Judge Angela Rafferty QC has set a plea hearing date of August 27 and has remanded Mr Hemissi, a kickboxer, in custody.
The murder victim Beqiri, an Albanian who grew up in Malmo, had links to Spain's Costa del Sol drugs gangs and is understood to have fled to the UK five years ago after receiving death threats.
He was associated with a Swedish drugs gang, called Los Suecos, ‘the Swedes’, who operate on the Costa del Sol and were allegedly led by Amir Faten Mekky, who was arrested in a raid in Dubai last week.
Mr Mekky was on Europe’s most wanted list as being an alleged gangland leader and the “financier” of alleged Dutch drugs lord, Radwan Al Taghi, who was arrested in Dubai last December and is in custody awaiting trial for multiple murders.

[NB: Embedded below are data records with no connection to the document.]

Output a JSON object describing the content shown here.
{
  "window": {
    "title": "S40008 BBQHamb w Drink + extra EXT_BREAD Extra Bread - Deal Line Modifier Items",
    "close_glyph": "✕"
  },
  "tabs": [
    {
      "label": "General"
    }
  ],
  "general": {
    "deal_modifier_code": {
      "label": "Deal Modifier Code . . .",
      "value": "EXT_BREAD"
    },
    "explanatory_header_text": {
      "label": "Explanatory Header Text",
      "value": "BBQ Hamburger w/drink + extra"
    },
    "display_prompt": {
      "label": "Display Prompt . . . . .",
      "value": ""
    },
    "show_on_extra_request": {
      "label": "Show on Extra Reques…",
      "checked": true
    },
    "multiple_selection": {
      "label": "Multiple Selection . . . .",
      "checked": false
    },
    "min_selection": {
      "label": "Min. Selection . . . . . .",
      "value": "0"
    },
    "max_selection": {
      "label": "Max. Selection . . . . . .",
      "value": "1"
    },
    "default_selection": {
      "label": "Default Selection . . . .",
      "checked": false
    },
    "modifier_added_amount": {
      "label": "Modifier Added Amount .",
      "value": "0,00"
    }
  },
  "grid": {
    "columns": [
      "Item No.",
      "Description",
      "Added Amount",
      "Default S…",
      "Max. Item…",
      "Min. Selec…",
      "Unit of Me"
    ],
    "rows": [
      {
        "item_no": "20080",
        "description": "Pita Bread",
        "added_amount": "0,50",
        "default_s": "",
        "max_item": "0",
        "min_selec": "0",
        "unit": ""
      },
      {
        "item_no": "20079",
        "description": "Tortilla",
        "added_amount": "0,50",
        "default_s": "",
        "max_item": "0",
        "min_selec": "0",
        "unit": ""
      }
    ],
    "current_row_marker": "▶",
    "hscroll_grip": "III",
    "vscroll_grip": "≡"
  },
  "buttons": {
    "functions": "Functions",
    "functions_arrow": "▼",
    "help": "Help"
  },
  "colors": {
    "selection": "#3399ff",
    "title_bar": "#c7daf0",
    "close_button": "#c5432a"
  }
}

Beqiri was with his wife and young son at the time of his killing.
At the time of Beqiri’s death, British detectives revealed they were working with Swedish authorities over the possibility he had been involved in a drugs war with North African criminals.
Beqiri had been running a record company in London called 2020rec.
He was once one of Sweden’s most wanted men over a €2m international drugs trafficking case and knew several victims of recent gangland murders.
He had been associated with Mr Mekky, who had been on the run since evading capture in Spain in 2018.
Mr Mekky was apprehended in Dubai last week in a joint international operation and is wanted for murders in the Spanish towns of San Pedro Alcántara and Estepona in 2018.
Spanish authorities are seeking his extradition.
The Los Suecos gang is suspected of ordering kidnappings, shootings and arsons in the Costa del Sol.
Last December, Mr Mekky’s associate Al Taghi was arrested following an international manhunt when Dubai Police joined forces with Dutch officials and discovered him hiding out in a luxury villa in the resort region.
Within three days of his arrest, authorities in Dubai deported him to the Netherlands to face multiple murder charges.
A long-running turf war involving Dutch-Moroccans has seen the loss of many innocent lives across Europe.
Al Taghi, who is a dual Dutch and Moroccan citizen, has been cited in court papers as being behind some of the deaths.
It is alleged he used a biker gang, known as the Angels of Death, to carry out executions for both drug feuds and revenge attacks.
Those allegedly killed on his orders were targeted using grenades, guns and explosives.